Review: "Over the years, a clever voice echoes," poet-translator John Balaban writes. "On the river, an old moon recalls Xuan Huong" (p. 135). Ho Xuan Huong (whose name means "Spring Essence") was an eighteenth-century Vietnamese poet and concubine. "Often just giving up, but always returning," Balaban spent ten years translating the forty-nine poems collected here (p. 14). Through her poetry, Xuan Huong is known for "her verbal play, her wicked humor, her native speech, her spiritual longing, her hunger for love, and her anger at corruption" (p. 5). She wrote her poems in "Nom," Vietnamese common language. These poems are sensual and erotic, and full of sexual double entendres (e.g., "Weaving at Night," "Swinging," The Paper Fan," and "The Wellspring").

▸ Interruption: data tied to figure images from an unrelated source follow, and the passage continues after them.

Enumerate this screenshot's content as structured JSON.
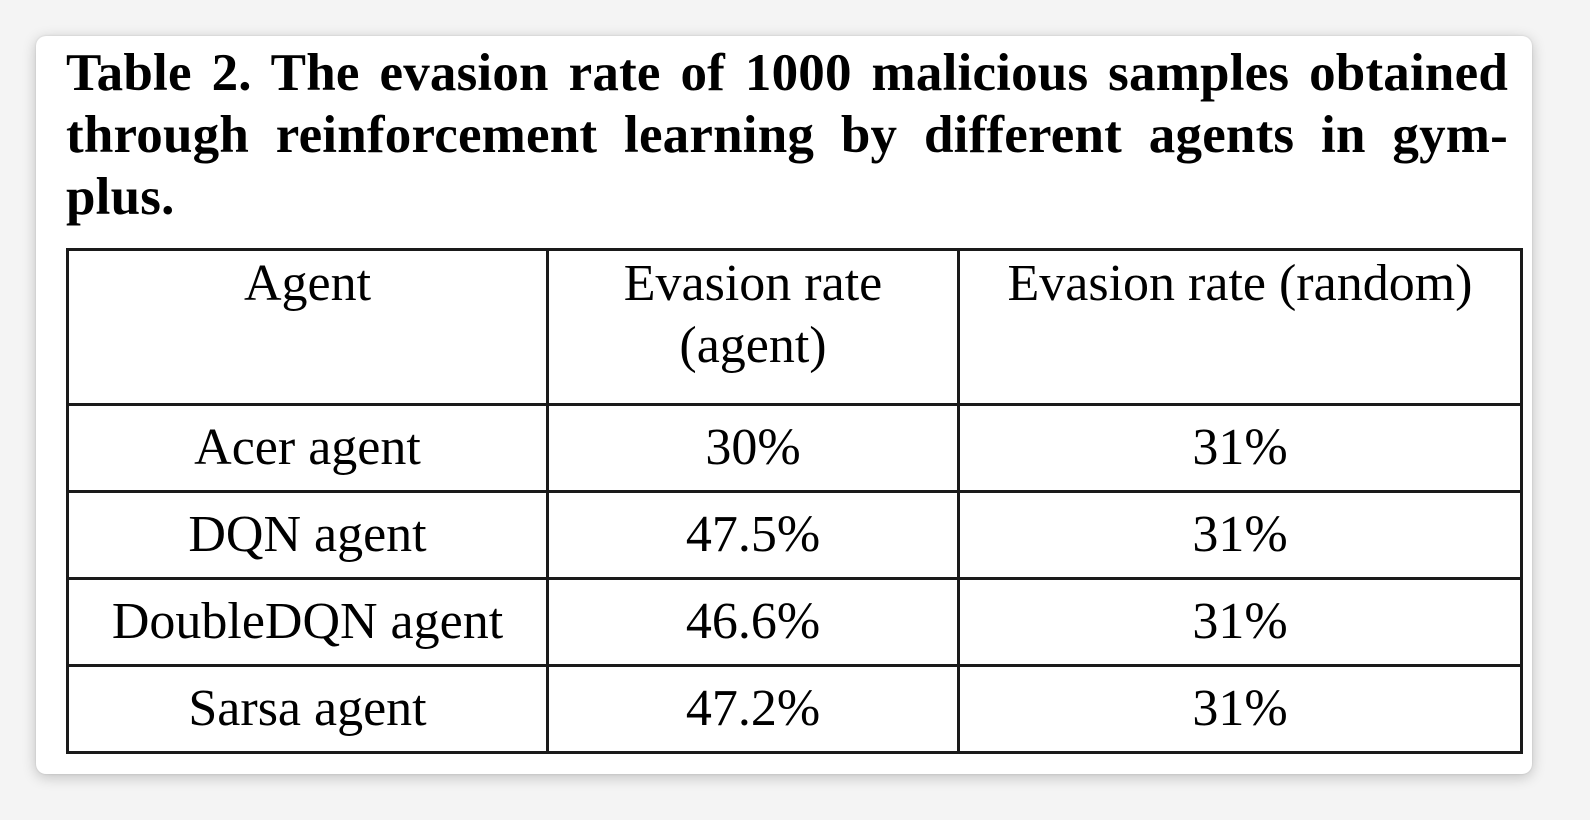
{
  "caption": "Table 2. The evasion rate of 1000 malicious samples obtained through reinforcement learning by different agents in gym-plus.",
  "table": {
    "headers": {
      "agent": "Agent",
      "evasion_agent_line1": "Evasion rate",
      "evasion_agent_line2": "(agent)",
      "evasion_random": "Evasion rate (random)"
    },
    "rows": [
      {
        "agent": "Acer agent",
        "evasion_agent": "30%",
        "evasion_random": "31%"
      },
      {
        "agent": "DQN agent",
        "evasion_agent": "47.5%",
        "evasion_random": "31%"
      },
      {
        "agent": "DoubleDQN agent",
        "evasion_agent": "46.6%",
        "evasion_random": "31%"
      },
      {
        "agent": "Sarsa agent",
        "evasion_agent": "47.2%",
        "evasion_random": "31%"
      }
    ]
  }
}
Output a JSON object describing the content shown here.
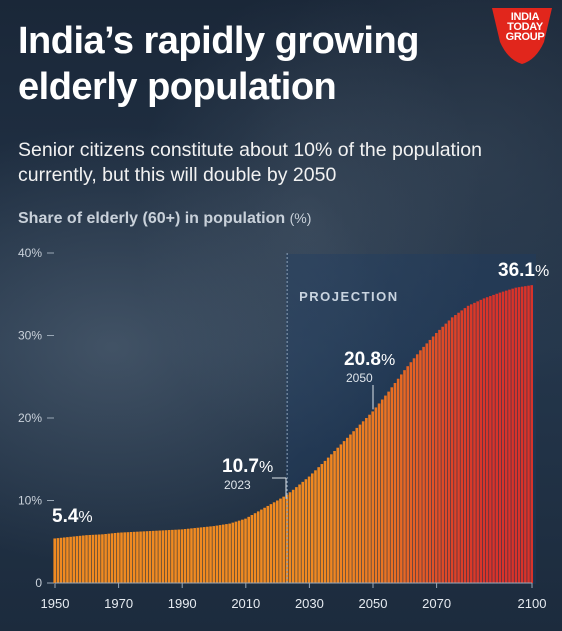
{
  "header": {
    "title": "India’s rapidly growing elderly population",
    "subtitle": "Senior citizens constitute about 10% of the population currently, but this will double by 2050"
  },
  "logo": {
    "line1": "INDIA",
    "line2": "TODAY",
    "line3": "GROUP",
    "color": "#e1261c"
  },
  "chart_data": {
    "type": "bar",
    "title": "Share of elderly (60+) in population",
    "unit": "(%)",
    "x_range": [
      1950,
      2100
    ],
    "ylim": [
      0,
      40
    ],
    "y_ticks": [
      "0",
      "10%",
      "20%",
      "30%",
      "40%"
    ],
    "x_ticks": [
      "1950",
      "1970",
      "1990",
      "2010",
      "2030",
      "2050",
      "2070",
      "2100"
    ],
    "projection_start": 2023,
    "projection_label": "PROJECTION",
    "series": [
      {
        "x": [
          1950,
          1955,
          1960,
          1965,
          1970,
          1975,
          1980,
          1985,
          1990,
          1995,
          2000,
          2005,
          2010,
          2015,
          2020,
          2023,
          2025,
          2030,
          2035,
          2040,
          2045,
          2050,
          2055,
          2060,
          2065,
          2070,
          2075,
          2080,
          2085,
          2090,
          2095,
          2100
        ],
        "values": [
          5.4,
          5.6,
          5.8,
          5.9,
          6.1,
          6.2,
          6.3,
          6.4,
          6.5,
          6.7,
          6.9,
          7.2,
          7.8,
          8.9,
          10.0,
          10.7,
          11.3,
          12.9,
          14.8,
          16.8,
          18.8,
          20.8,
          23.2,
          25.8,
          28.2,
          30.3,
          32.2,
          33.6,
          34.5,
          35.2,
          35.8,
          36.1
        ]
      }
    ],
    "annotations": [
      {
        "x": 1950,
        "value": "5.4",
        "pct": "%",
        "year": ""
      },
      {
        "x": 2023,
        "value": "10.7",
        "pct": "%",
        "year": "2023"
      },
      {
        "x": 2050,
        "value": "20.8",
        "pct": "%",
        "year": "2050"
      },
      {
        "x": 2100,
        "value": "36.1",
        "pct": "%",
        "year": ""
      }
    ],
    "colors": {
      "bottom": "#f08a21",
      "top_end": "#d8332a",
      "grid": "#9aa8b6"
    }
  }
}
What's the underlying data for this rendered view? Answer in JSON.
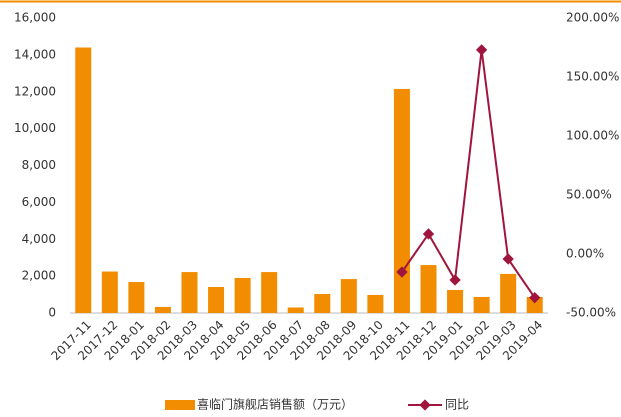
{
  "chart_data": {
    "type": "bar_line",
    "categories": [
      "2017-11",
      "2017-12",
      "2018-01",
      "2018-02",
      "2018-03",
      "2018-04",
      "2018-05",
      "2018-06",
      "2018-07",
      "2018-08",
      "2018-09",
      "2018-10",
      "2018-11",
      "2018-12",
      "2019-01",
      "2019-02",
      "2019-03",
      "2019-04"
    ],
    "series": [
      {
        "name": "喜临门旗舰店销售额（万元）",
        "color": "#f28c00",
        "type": "bar",
        "values": [
          14400,
          2250,
          1680,
          330,
          2220,
          1410,
          1900,
          2220,
          300,
          1030,
          1840,
          980,
          12150,
          2600,
          1250,
          870,
          2120,
          870
        ]
      },
      {
        "name": "同比",
        "color": "#a0153e",
        "type": "line",
        "axis": "y2",
        "values": [
          null,
          null,
          null,
          null,
          null,
          null,
          null,
          null,
          null,
          null,
          null,
          null,
          -15.3,
          17.0,
          -22.0,
          173.0,
          -4.2,
          -37.0
        ]
      }
    ],
    "ylim": [
      0,
      16000
    ],
    "yticks": [
      0,
      {
        "value": 2000,
        "label": "2,000"
      },
      {
        "value": 4000,
        "label": "4,000"
      },
      {
        "value": 6000,
        "label": "6,000"
      },
      {
        "value": 8000,
        "label": "8,000"
      },
      {
        "value": 10000,
        "label": "10,000"
      },
      {
        "value": 12000,
        "label": "12,000"
      },
      {
        "value": 14000,
        "label": "14,000"
      },
      {
        "value": 16000,
        "label": "16,000"
      }
    ],
    "y2lim": [
      -50,
      200
    ],
    "y2ticks": [
      {
        "value": -50,
        "label": "-50.00%"
      },
      {
        "value": 0,
        "label": "0.00%"
      },
      {
        "value": 50,
        "label": "50.00%"
      },
      {
        "value": 100,
        "label": "100.00%"
      },
      {
        "value": 150,
        "label": "150.00%"
      },
      {
        "value": 200,
        "label": "200.00%"
      }
    ],
    "legend": "bottom"
  }
}
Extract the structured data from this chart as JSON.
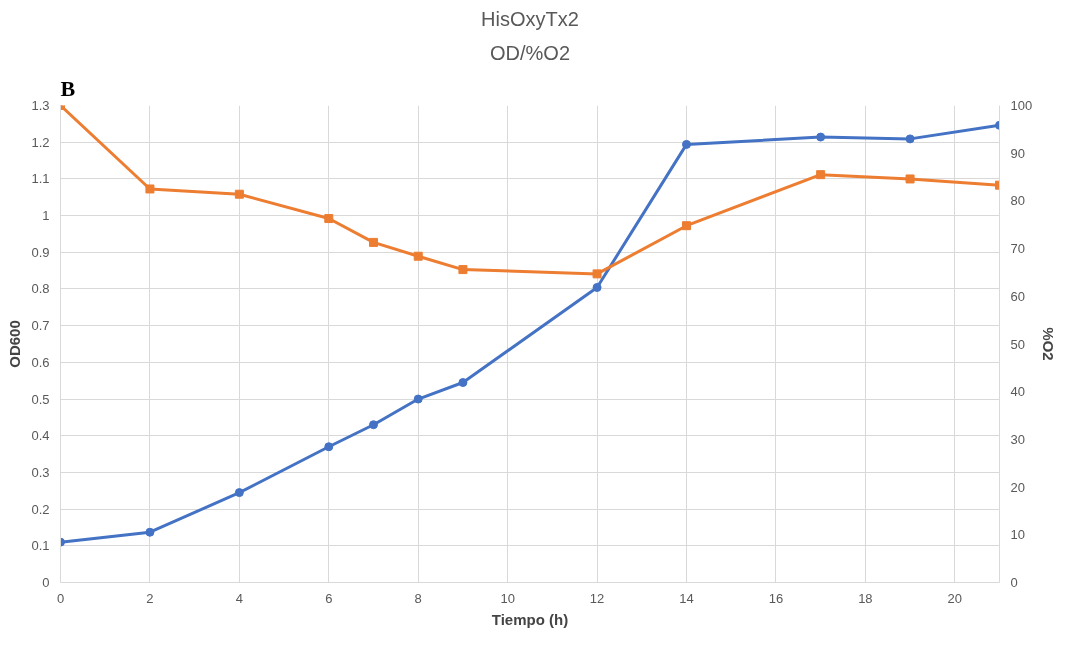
{
  "chart_data": {
    "type": "line",
    "title": "HisOxyTx2",
    "subtitle": "OD/%O2",
    "xlabel": "Tiempo (h)",
    "ylabel": "OD600",
    "y2label": "%O2",
    "annotations": [
      "B"
    ],
    "xlim": [
      0,
      21
    ],
    "xticks": [
      0,
      2,
      4,
      6,
      8,
      10,
      12,
      14,
      16,
      18,
      20
    ],
    "ylim": [
      0,
      1.3
    ],
    "yticks": [
      {
        "value": 0,
        "label": "0"
      },
      0.1,
      0.2,
      0.3,
      0.4,
      0.5,
      0.6,
      0.7,
      0.8,
      0.9,
      {
        "value": 1,
        "label": "1"
      },
      1.1,
      1.2,
      1.3
    ],
    "y2lim": [
      0,
      100
    ],
    "y2ticks": [
      0,
      10,
      20,
      30,
      40,
      50,
      60,
      70,
      80,
      90,
      100
    ],
    "grid": true,
    "series": [
      {
        "color": "#4472c4",
        "marker": "circle",
        "x": [
          0,
          2,
          4,
          6,
          7,
          8,
          9,
          12,
          14,
          17,
          19,
          21
        ],
        "values": [
          0.11,
          0.137,
          0.245,
          0.37,
          0.43,
          0.5,
          0.545,
          0.804,
          1.194,
          1.214,
          1.209,
          1.246
        ]
      },
      {
        "color": "#ed7d31",
        "marker": "square",
        "axis": "y2",
        "x": [
          0,
          2,
          4,
          6,
          7,
          8,
          9,
          12,
          14,
          17,
          19,
          21
        ],
        "values": [
          100,
          82.5,
          81.4,
          76.3,
          71.3,
          68.4,
          65.6,
          64.7,
          74.8,
          85.5,
          84.6,
          83.3
        ]
      }
    ]
  }
}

Balaban succeeds in interpreting Xuan Huong's imagery into English verse that resonates with spring essence. In "Autumn Landscape," Xuan Huong writes, "Drop by drop, rain slaps the banana leaves," and "My backpack, breathing moonlight, sags with poems" (p. 19). In "The Scarecrow," she writes, "I've never stepped out on the road to fame/ seeking reward only in a little dew and rain" (p. 99). In "Questions for the Moon," she asks, "Weary, past midnight, who are you searching for?/ Are you in love with these rivers and hills?" (p. 111). In "Spring-Watching Pavilion," she sees "heaven upside-down in sad puddles," and then observes "Nirvana?/ Nirvana is here nine times out of ten" (p. 115).

This sensually-rich collection left me hoping for more. My only disappointment was learning that these hundred pages represent "most of Xuan Huong's extant poetry" (p. 14). This thin book shines brightly.

G. Merritt

Rating: 2 stars
Summary: disappointing book
Review: As a bilingual native of Vietnam, I was very interested in reading this translation. Unfortunately, it turned out to be quite disappointing. Although the poems are nice, they have little relation to the actual Vietnamese. The translators appear to have simply translated the poems literally word for word, perhaps using a dictionary, without understanding any of the idioms upon which they were based.

Nice poems but they are more the poetry of John Balaban than Ho Xuan Huong.

Rating: 5 stars
Summary: Spring Essences
Review: These poems by the 18th century Vietnamese poet Ho Xuan Huong (whose name means "Spring Essence") as translated into English by the poet John Balaban are truly delightful. The poems poke fun at self-satisfied government officials, intellectuals--men in general--with good-humored irreverence. "Young Scholars," picturing students who "can't even talk," suggests that "Someone. . . teach these fools/ to take their brushes and paint the pagoda walls." With the voice of a concubine who knows her clientele intimately, HXH writes of the "male member": "Newborn, it wasn't so vile. But now, at night,/ even blind it flares brigher than any lamp." Clearly, this poet is courageous, attacking convention at a time when few Vietnamese women even knew how to write. She does not reserve her wit for men alone, but accuses women of being weak-minded as well, as in this line from a poem offering "consolation" to a young widow: "If you've got weak blood, don't eat rich food."

As any attentive reader can see in the versions of the poems printed in modern Vietnamese, HXH utilizes rhyming forms. Balaban's translations pay homage to the forms by attending to rhyme and sound without being bound by strict rhyme. The near-rhymes in this couplet from a poem on cats offers a good example of the sound-play Balaban engages in : "their only thought is to pounce on a mouse/ then croon from rooftops arousing meows." (The poem, in Huong's clever use of double-entendre, also suggests more than it says). Despite the sometimes rough subject matter, this is an elegant book.
John Balaban and his publisher, Copper Canyon Press, deserve a lot of credit for bringing the poems of Ho Xuan Huong to a contemporary audience in three versions--the original ideographic Nom script, the modern, Romanized Vietnamese equivalent, and Balaban's lyrical English versions.